NHG is focused on implementing its digital master plan in tandem with the Ministry of Health’s digital ecosystem and the national Smart Nation Digital strategy. This entails strengthening NHG’s digital front-door services to the population. In addition, NHG intends to improve its data analytics infrastructure for ingesting unstructured data, analytics workbenches and business intelligence tools to advise policy decisions and improve outcomes.
“When we collaborate with our partners through portals on shared care plans, our residents can access digital services seamlessly to augment their experience with our physical healthcare system,” Associate Professor Lew elaborates.
When asked about his current role in upskilling the workforce and bolstering the talent pipeline, Associate Professor Thomas believes in the synergy of dual-domain expertise. Many of NHG’s skilled healthcare professionals, he noted, have solid foundations for expanding their roles over and above their core experiences into health technology-related areas such as informatics, data science, data systems management, and biomedical engineering.
Arguably, the COVID-19 pandemic has revealed stress points in societies’ coping mechanisms, as well as the limits to which individual needs are balanced with the collective interest. The way forward, he emphasises, is a return to basics, based on the values and ethical systems that govern healthcare delivery. With NHG’s vision of “Adding Years of Healthy Life,” the organisation is driven to be foresighted, proactive, and responsive to changing needs.
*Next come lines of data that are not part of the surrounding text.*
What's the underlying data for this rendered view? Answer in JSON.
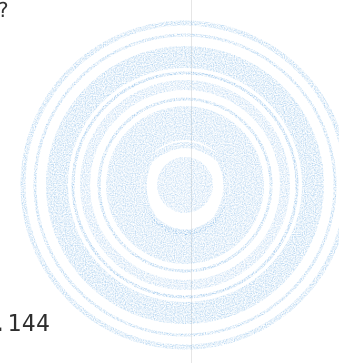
{
  "document": {
    "corner_fragment": "?",
    "page_number": ".144"
  },
  "stamp": {
    "description_icon": "circular-ink-seal-icon",
    "ink_color": "#3b8fd9"
  }
}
Singapore is not lacking in potentially disruptive technologies such as 5G for remote care or real-time supervision; machine learning for augmented intelligence, drug discoveries, and biomarkers; health insights through digital phenotyping; assistive robots for preventive care of the isolated; or using blockchain for improving the data security.
“What is important is being true to the values treasured by person and community, to ensure we deliver care to those we serve with good judgement, ethos, and empathy.”
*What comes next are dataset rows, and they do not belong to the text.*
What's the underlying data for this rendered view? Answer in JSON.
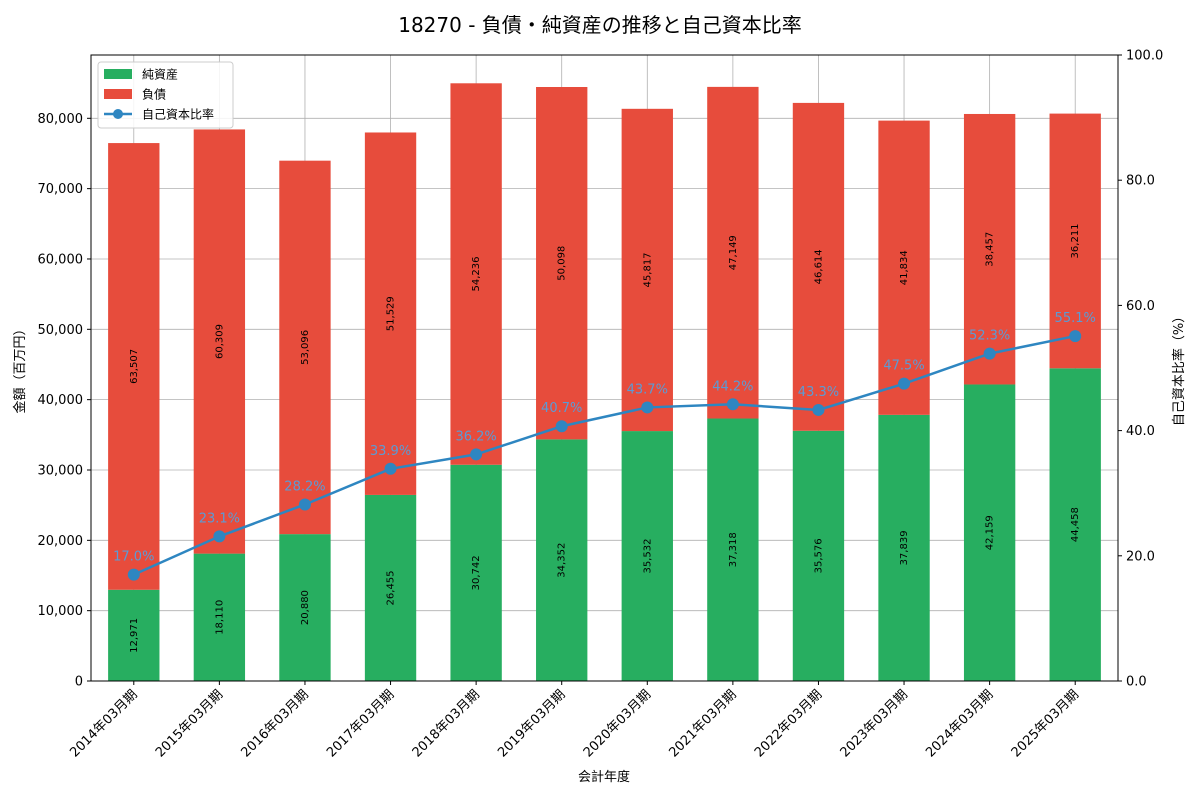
{
  "chart_data": {
    "type": "bar",
    "title": "18270 - 負債・純資産の推移と自己資本比率",
    "xlabel": "会計年度",
    "ylabel": "金額（百万円）",
    "y2label": "自己資本比率（%）",
    "ylim": [
      0,
      89000
    ],
    "y2lim": [
      0,
      100
    ],
    "yticks": [
      0,
      10000,
      20000,
      30000,
      40000,
      50000,
      60000,
      70000,
      80000
    ],
    "ytick_labels": [
      "0",
      "10,000",
      "20,000",
      "30,000",
      "40,000",
      "50,000",
      "60,000",
      "70,000",
      "80,000"
    ],
    "y2ticks": [
      0,
      20,
      40,
      60,
      80,
      100
    ],
    "y2tick_labels": [
      "0.0",
      "20.0",
      "40.0",
      "60.0",
      "80.0",
      "100.0"
    ],
    "categories": [
      "2014年03月期",
      "2015年03月期",
      "2016年03月期",
      "2017年03月期",
      "2018年03月期",
      "2019年03月期",
      "2020年03月期",
      "2021年03月期",
      "2022年03月期",
      "2023年03月期",
      "2024年03月期",
      "2025年03月期"
    ],
    "series": [
      {
        "name": "純資産",
        "kind": "bar",
        "color": "#27ae60",
        "values": [
          12971,
          18110,
          20880,
          26455,
          30742,
          34352,
          35532,
          37318,
          35576,
          37839,
          42159,
          44458
        ],
        "labels": [
          "12,971",
          "18,110",
          "20,880",
          "26,455",
          "30,742",
          "34,352",
          "35,532",
          "37,318",
          "35,576",
          "37,839",
          "42,159",
          "44,458"
        ]
      },
      {
        "name": "負債",
        "kind": "bar",
        "color": "#e74c3c",
        "values": [
          63507,
          60309,
          53096,
          51529,
          54236,
          50098,
          45817,
          47149,
          46614,
          41834,
          38457,
          36211
        ],
        "labels": [
          "63,507",
          "60,309",
          "53,096",
          "51,529",
          "54,236",
          "50,098",
          "45,817",
          "47,149",
          "46,614",
          "41,834",
          "38,457",
          "36,211"
        ]
      },
      {
        "name": "自己資本比率",
        "kind": "line",
        "axis": "right",
        "color": "#2e86c1",
        "label_color": "#5b9bd5",
        "values": [
          17.0,
          23.1,
          28.2,
          33.9,
          36.2,
          40.7,
          43.7,
          44.2,
          43.3,
          47.5,
          52.3,
          55.1
        ],
        "labels": [
          "17.0%",
          "23.1%",
          "28.2%",
          "33.9%",
          "36.2%",
          "40.7%",
          "43.7%",
          "44.2%",
          "43.3%",
          "47.5%",
          "52.3%",
          "55.1%"
        ]
      }
    ],
    "legend": {
      "placement": "top-left",
      "entries": [
        "純資産",
        "負債",
        "自己資本比率"
      ]
    },
    "grid": true
  }
}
About Associate Professor Thomas Lew
Associate Professor Thomas Lew graduated from the National University of Singapore (NUS)’s Faculty of Medicine in 1985, specialising in anaesthesia and intensive care medicine, with special interests in neurological intensive care and neuro-anaesthesia. He is Group Chief Data and Strategy Officer at the National Healthcare Group (NHG), one of three public healthcare clusters in Singapore, which serves 2.2 million residents in Central Singapore. He is currently an anaesthesiologist at TTSH, where he was Chairman of the Medical Board between 2011 and 2019.
Associate Professor Lew is also Clinical Director of NHG’s Centre for Medical Technology and Innovation (CMTi), an integrated agency that supports clinician innovators in collaborating with industry and academic partners to bring new technologies to market. On practising medicine, Associate Professor Lew says, “The practice of medicine builds purpose and meaning through service to individuals and community. It is very satisfying to help patients to recover and heal, and undeservedly receive their gratitude for a new lease on life. Through these encounters, tinged with their suffering, courage, and grief, we realise the fragility of life and the limits of medicine. However, this also inspires personal growth and maturity through learned experiences, in particular the power of communications, receiving and offering empathy.”